Voici ce que j'avais projet de lire en préambule lors de la table ronde "dire avec la voix, dire avec la plume" des "27 heures chrono" Baz'Art des Mots (2014). Faute de temps, le débat n'eut pas lieu. Ce n'est que partie remise, j'espère. On me demandait un avis tranché. Le voici :
Je pense que dans ce monde où l'actualité nous parvient comme un tourbillon, nous manquons cruellement de silence.
Le silence appartient au processus de la parole comme il appartient à la musique. Indispensable.
On peut comparer le silence au vide de l'univers, la voix aux étoiles et aux planètes. Le silence est un immense champ de découverte. Il est un renouvellement de la parole pour qu'elle devienne audible.
Parole et silence semblent des contraires, alors que l'un possède l'autre comme le Yang et le Yin sont réunis en chaque partie du corps, en chaque chose. Le lien est constant. Un peu comme au théâtre où les "contraires" provoquent le mouvement. Rien n'est statique, rien n'est acquis. Un peu aussi comme la décroissance, dont on parle aujourd'hui, qui n'est pas la négation de la croissance mais son renouvellement. Le silence est source de renouveau pour la parole parlée et écrite.
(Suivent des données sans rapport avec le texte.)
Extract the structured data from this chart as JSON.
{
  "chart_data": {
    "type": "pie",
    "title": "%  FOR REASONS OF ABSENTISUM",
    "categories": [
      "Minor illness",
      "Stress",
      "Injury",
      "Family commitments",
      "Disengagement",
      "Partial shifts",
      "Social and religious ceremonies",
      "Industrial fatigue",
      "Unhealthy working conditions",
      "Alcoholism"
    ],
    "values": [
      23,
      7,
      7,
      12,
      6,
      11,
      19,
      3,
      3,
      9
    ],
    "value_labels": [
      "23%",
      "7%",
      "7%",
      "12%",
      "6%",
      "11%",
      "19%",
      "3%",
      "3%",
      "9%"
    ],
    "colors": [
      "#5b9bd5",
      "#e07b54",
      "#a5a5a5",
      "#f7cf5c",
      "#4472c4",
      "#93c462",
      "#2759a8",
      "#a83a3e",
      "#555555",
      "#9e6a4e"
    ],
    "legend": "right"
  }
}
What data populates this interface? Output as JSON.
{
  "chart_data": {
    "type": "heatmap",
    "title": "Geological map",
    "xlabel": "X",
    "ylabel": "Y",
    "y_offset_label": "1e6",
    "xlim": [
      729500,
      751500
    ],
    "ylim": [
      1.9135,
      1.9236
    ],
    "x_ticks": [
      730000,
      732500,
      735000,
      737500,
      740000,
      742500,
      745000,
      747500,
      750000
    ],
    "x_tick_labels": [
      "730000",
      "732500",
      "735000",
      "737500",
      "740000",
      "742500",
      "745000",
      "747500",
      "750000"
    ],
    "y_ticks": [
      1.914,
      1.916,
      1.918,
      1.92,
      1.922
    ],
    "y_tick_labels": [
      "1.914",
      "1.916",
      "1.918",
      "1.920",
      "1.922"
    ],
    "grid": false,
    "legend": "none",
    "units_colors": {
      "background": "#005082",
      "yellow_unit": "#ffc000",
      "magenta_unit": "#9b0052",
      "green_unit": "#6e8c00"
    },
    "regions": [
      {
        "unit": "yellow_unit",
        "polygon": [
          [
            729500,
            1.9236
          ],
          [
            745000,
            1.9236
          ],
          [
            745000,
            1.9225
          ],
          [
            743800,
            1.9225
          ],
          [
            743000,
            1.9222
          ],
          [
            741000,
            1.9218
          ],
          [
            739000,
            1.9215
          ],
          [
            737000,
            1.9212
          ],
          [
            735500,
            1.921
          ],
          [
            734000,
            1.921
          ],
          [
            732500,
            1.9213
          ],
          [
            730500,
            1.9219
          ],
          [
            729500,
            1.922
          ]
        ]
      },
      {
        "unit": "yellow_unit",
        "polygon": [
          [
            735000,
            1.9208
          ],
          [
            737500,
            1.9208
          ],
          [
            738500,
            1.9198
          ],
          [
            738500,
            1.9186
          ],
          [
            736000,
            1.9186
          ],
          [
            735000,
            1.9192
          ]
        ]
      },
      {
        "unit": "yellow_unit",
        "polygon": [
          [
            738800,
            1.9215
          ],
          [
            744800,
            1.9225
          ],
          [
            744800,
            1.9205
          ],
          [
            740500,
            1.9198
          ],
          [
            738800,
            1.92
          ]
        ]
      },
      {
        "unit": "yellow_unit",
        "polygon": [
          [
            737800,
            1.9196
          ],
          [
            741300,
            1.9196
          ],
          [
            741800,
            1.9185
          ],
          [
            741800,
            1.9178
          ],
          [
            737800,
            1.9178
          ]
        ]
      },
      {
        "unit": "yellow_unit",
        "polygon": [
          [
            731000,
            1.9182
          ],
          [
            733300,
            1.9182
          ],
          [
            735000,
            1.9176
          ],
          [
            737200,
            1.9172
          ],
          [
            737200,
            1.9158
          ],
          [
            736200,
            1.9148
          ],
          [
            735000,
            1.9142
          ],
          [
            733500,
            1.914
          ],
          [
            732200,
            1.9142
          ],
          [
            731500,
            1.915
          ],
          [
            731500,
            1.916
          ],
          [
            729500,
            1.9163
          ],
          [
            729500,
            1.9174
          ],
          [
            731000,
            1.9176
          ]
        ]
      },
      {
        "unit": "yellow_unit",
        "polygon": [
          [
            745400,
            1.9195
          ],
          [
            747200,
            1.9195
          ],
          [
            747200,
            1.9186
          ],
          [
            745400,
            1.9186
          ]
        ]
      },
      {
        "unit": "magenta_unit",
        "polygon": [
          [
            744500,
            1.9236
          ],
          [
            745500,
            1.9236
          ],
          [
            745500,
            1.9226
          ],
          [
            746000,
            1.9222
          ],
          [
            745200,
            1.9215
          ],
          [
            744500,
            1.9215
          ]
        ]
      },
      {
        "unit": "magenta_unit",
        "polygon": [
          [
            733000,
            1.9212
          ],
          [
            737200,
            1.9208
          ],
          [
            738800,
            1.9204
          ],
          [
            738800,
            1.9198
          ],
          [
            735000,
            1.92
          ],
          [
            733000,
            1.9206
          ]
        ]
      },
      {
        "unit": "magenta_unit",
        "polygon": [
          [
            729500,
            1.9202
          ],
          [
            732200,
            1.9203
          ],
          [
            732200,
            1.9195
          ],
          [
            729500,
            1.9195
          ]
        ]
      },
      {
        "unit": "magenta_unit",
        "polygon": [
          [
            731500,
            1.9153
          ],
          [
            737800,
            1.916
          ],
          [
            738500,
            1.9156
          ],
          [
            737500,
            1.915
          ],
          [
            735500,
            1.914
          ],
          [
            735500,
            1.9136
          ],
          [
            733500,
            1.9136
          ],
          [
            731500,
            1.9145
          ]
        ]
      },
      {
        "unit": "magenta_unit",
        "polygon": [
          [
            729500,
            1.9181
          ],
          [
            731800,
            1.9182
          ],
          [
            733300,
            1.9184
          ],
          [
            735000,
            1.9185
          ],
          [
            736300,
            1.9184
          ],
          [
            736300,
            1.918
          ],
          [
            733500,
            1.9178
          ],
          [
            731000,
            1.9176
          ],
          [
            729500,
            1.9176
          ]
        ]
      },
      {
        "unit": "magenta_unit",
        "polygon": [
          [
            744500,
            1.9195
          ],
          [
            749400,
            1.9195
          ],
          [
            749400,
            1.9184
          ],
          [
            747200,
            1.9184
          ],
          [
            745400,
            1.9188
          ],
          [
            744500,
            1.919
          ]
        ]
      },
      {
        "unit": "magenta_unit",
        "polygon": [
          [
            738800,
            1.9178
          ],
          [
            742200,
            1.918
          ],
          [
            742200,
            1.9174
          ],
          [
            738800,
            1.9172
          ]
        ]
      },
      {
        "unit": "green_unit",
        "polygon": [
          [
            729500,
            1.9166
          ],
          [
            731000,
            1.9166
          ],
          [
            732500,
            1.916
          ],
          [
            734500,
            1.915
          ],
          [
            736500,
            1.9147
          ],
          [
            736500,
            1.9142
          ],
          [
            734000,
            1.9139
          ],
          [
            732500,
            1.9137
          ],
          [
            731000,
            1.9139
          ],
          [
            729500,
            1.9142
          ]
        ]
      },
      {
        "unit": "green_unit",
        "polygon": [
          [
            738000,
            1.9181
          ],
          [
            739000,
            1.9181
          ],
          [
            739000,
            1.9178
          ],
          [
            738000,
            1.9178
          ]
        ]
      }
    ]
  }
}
Donner un sens à l'un donne un sens à l'autre.
Le silence comme viatique à la fête, à la pleine possession du corps. C'est aussi un temps où l'on apprend à parler avec la voix de la terre.
Le silence comme époux de la parole. "La poésie, ce sont les noces de la paroles et du silence", nous dit Guillevic.
Transversalité de la parole et du silence, comme oralité et écriture, corps, espaces, matières. Des lieux sans frontières.
Je propose de fomenter des silences, jusqu'à l'insurrection ! Créons des brigades de silence !
Le silence comme un rêve de l'autre. Aucune rencontre n’est anodine. C’est “l’autre” qui te métamorphose. Aller à sa rencontre, c’est aussi aller à la rencontre de soi, trouver la source d’une renaissance, inventer le temps qui reste.
Offrons-nous ces moments. Partageons-les comme on partage un repas. D'autres paroles viendront ensuite, naturellement.
Jusqu'à la débandade.
Aux mots du poète Alain Borne "Je pense que tout est fini qui retenait la toile / Je pense qu'il reste dorénavant surtout à mourir". Ce qui, ici, retient la toile est pour moi le silence. Je préfère ceux pleins de vie et de fougue de Blaise Cendrars "Quand je pense, je suis un animal en rut qui se vautre la verge haute stupide vers le futur. Quand je pense, je suis la débandade effrayée des sons d'une symphonie, la débandade de l'harmonie et du silence".
Je termine ce préambule avec Philippe Jaccottet : "Le travail du poète est de veiller comme un berger et d'appeler tout ce qui risque de se perdre s'il s'endort".